Grâce aussi à « la dépréciation continue du taux de change, à des politiques soutenues de compression des importations et à une amélioration des termes de l’échange », les réserves internationales de l’Algérie se stabilisent et le déficit du compte courant se réduit.
Même si le déficit budgétaire global demeure élevé, la Banque mondiale estime que la hausse des recettes des hydrocarbures « compense la baisse des recettes fiscales et finance l’augmentation des dépenses courantes, le rebond de l’investissement public, ainsi que le coût du soutien à la caisse nationale des retraites ».
La Banque mondiale souligne par ailleurs que la dette publique a « explosé » en 2021 « alors que le Trésor met en œuvre un programme massif de rachat de créances pour soutenir le secteur public ».

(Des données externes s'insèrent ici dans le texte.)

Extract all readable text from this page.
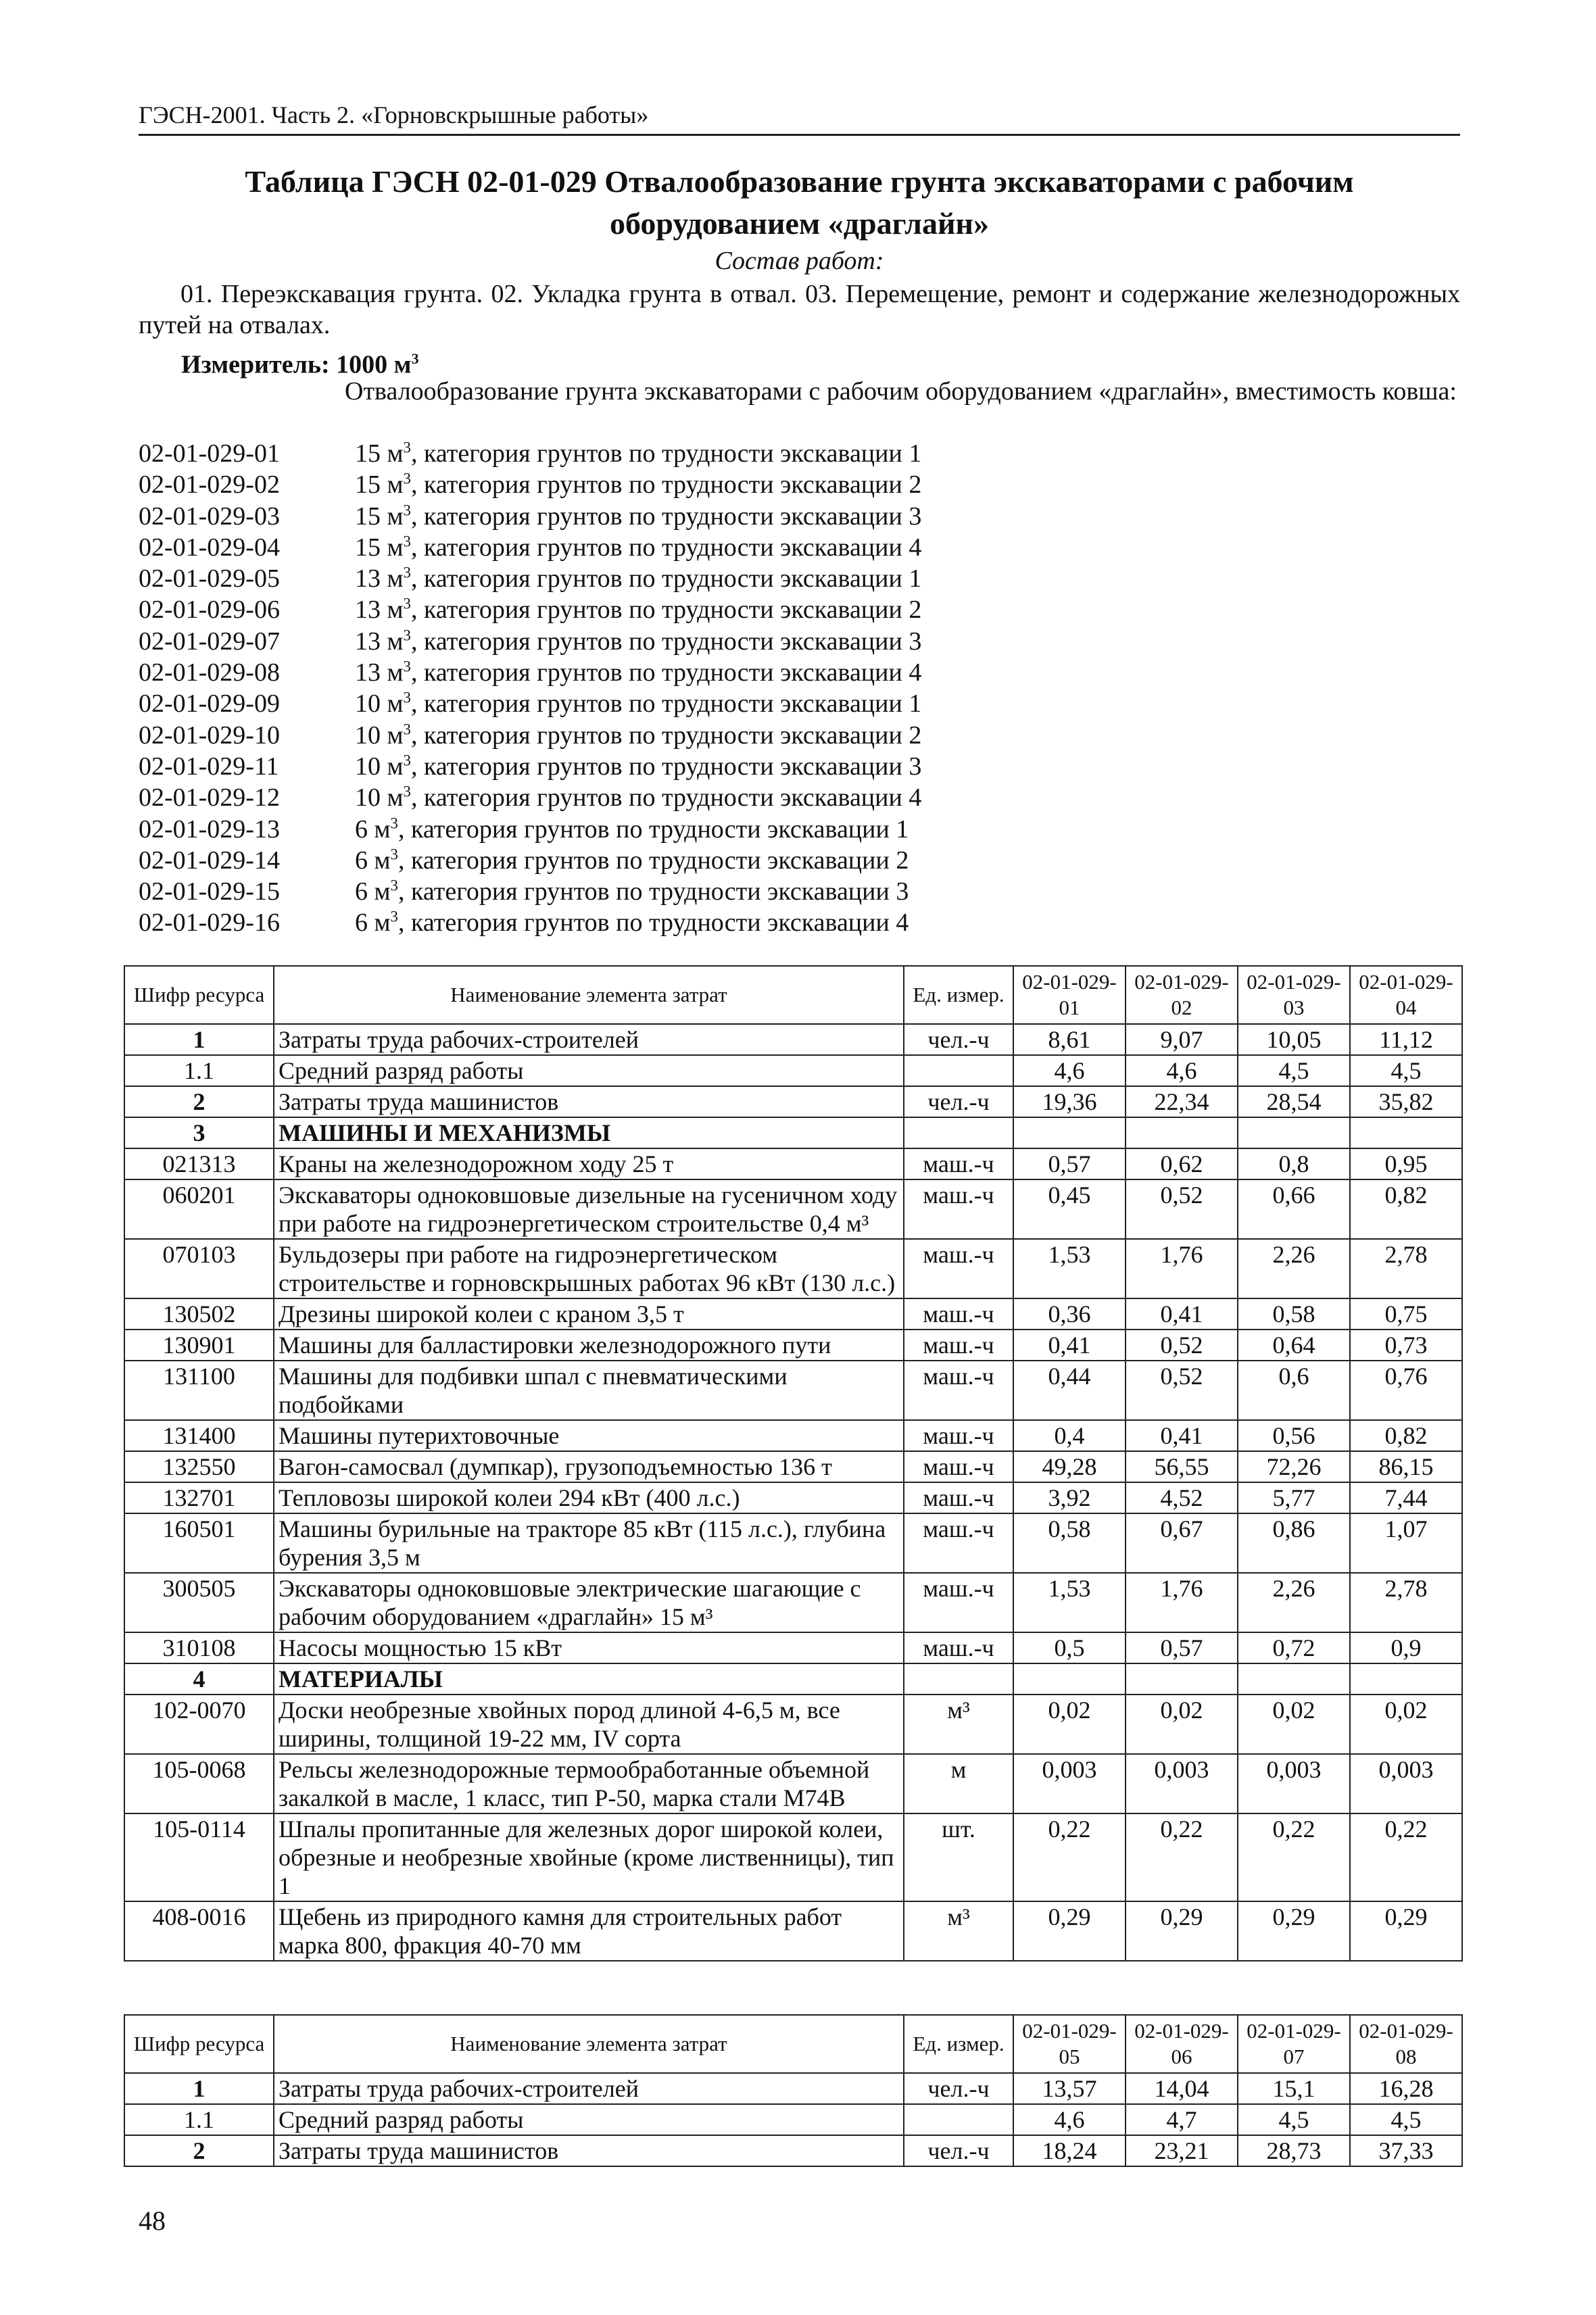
ГЭСН-2001. Часть 2. «Горновскрышные работы»
Таблица ГЭСН 02-01-029 Отвалообразование грунта экскаваторами с рабочим оборудованием «драглайн»
Состав работ:
01. Переэкскавация грунта. 02. Укладка грунта в отвал. 03. Перемещение, ремонт и содержание железнодорожных путей на отвалах.
Измеритель: 1000 $м^3$
Отвалообразование грунта экскаваторами с рабочим оборудованием «драглайн», вместимость ковша:
02-01-029-01	15 $м^3$, категория грунтов по трудности экскавации 1
02-01-029-02	15 $м^3$, категория грунтов по трудности экскавации 2
02-01-029-03	15 $м^3$, категория грунтов по трудности экскавации 3
02-01-029-04	15 $м^3$, категория грунтов по трудности экскавации 4
02-01-029-05	13 $м^3$, категория грунтов по трудности экскавации 1
02-01-029-06	13 $м^3$, категория грунтов по трудности экскавации 2
02-01-029-07	13 $м^3$, категория грунтов по трудности экскавации 3
02-01-029-08	13 $м^3$, категория грунтов по трудности экскавации 4
02-01-029-09	10 $м^3$, категория грунтов по трудности экскавации 1
02-01-029-10	10 $м^3$, категория грунтов по трудности экскавации 2
02-01-029-11	10 $м^3$, категория грунтов по трудности экскавации 3
02-01-029-12	10 $м^3$, категория грунтов по трудности экскавации 4
02-01-029-13	6 $м^3$, категория грунтов по трудности экскавации 1
02-01-029-14	6 $м^3$, категория грунтов по трудности экскавации 2
02-01-029-15	6 $м^3$, категория грунтов по трудности экскавации 3
02-01-029-16	6 $м^3$, категория грунтов по трудности экскавации 4
Шифр ресурса	Наименование элемента затрат	Ед. измер.	02-01-029-01	02-01-029-02	02-01-029-03	02-01-029-04
1	Затраты труда рабочих-строителей	чел.-ч	8,61	9,07	10,05	11,12
1.1	Средний разряд работы		4,6	4,6	4,5	4,5
2	Затраты труда машинистов	чел.-ч	19,36	22,34	28,54	35,82
3	МАШИНЫ И МЕХАНИЗМЫ					
021313	Краны на железнодорожном ходу 25 т	маш.-ч	0,57	0,62	0,8	0,95
060201	Экскаваторы одноковшовые дизельные на гусеничном ходу при работе на гидроэнергетическом строительстве 0,4 м³	маш.-ч	0,45	0,52	0,66	0,82
070103	Бульдозеры при работе на гидроэнергетическом строительстве и горновскрышных работах 96 кВт (130 л.с.)	маш.-ч	1,53	1,76	2,26	2,78
130502	Дрезины широкой колеи с краном 3,5 т	маш.-ч	0,36	0,41	0,58	0,75
130901	Машины для балластировки железнодорожного пути	маш.-ч	0,41	0,52	0,64	0,73
131100	Машины для подбивки шпал с пневматическими подбойками	маш.-ч	0,44	0,52	0,6	0,76
131400	Машины путерихтовочные	маш.-ч	0,4	0,41	0,56	0,82
132550	Вагон-самосвал (думпкар), грузоподъемностью 136 т	маш.-ч	49,28	56,55	72,26	86,15
132701	Тепловозы широкой колеи 294 кВт (400 л.с.)	маш.-ч	3,92	4,52	5,77	7,44
160501	Машины бурильные на тракторе 85 кВт (115 л.с.), глубина бурения 3,5 м	маш.-ч	0,58	0,67	0,86	1,07
300505	Экскаваторы одноковшовые электрические шагающие с рабочим оборудованием «драглайн» 15 м³	маш.-ч	1,53	1,76	2,26	2,78
310108	Насосы мощностью 15 кВт	маш.-ч	0,5	0,57	0,72	0,9
4	МАТЕРИАЛЫ					
102-0070	Доски необрезные хвойных пород длиной 4-6,5 м, все ширины, толщиной 19-22 мм, IV сорта	м³	0,02	0,02	0,02	0,02
105-0068	Рельсы железнодорожные термообработанные объемной закалкой в масле, 1 класс, тип Р-50, марка стали М74В	м	0,003	0,003	0,003	0,003
105-0114	Шпалы пропитанные для железных дорог широкой колеи, обрезные и необрезные хвойные (кроме лиственницы), тип 1	шт.	0,22	0,22	0,22	0,22
408-0016	Щебень из природного камня для строительных работ марка 800, фракция 40-70 мм	м³	0,29	0,29	0,29	0,29
Шифр ресурса	Наименование элемента затрат	Ед. измер.	02-01-029-05	02-01-029-06	02-01-029-07	02-01-029-08
1	Затраты труда рабочих-строителей	чел.-ч	13,57	14,04	15,1	16,28
1.1	Средний разряд работы		4,6	4,7	4,5	4,5
2	Затраты труда машинистов	чел.-ч	18,24	23,21	28,73	37,33
48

En juillet 2021, les autorités ont lancé un vaste programme de rachat de créances d’une valeur excédant les 15,3 milliards USD, rachetant les dettes des entreprises publiques en difficulté, selon la Banque mondiale.
« L’inflation détériore les conditions de vie »
En hors hydrocarbures, la reprise de l’économie s’est « essoufflée », et demeure « largement incomplète », tandis que les « risques inflationnistes se concrétisent ». « L’inflation s’est nettement accélérée en 2021 » et « détériore les conditions de vie ».
En octobre, l’indice des prix à la consommation avait augmenté de 9,2 % en glissement annuel, « un sommet depuis 2012 ». Cette poussée inflationniste est expliquée par « une récolte décevante, les efforts de rationalisation des subventions et la dépréciation de la monnaie ».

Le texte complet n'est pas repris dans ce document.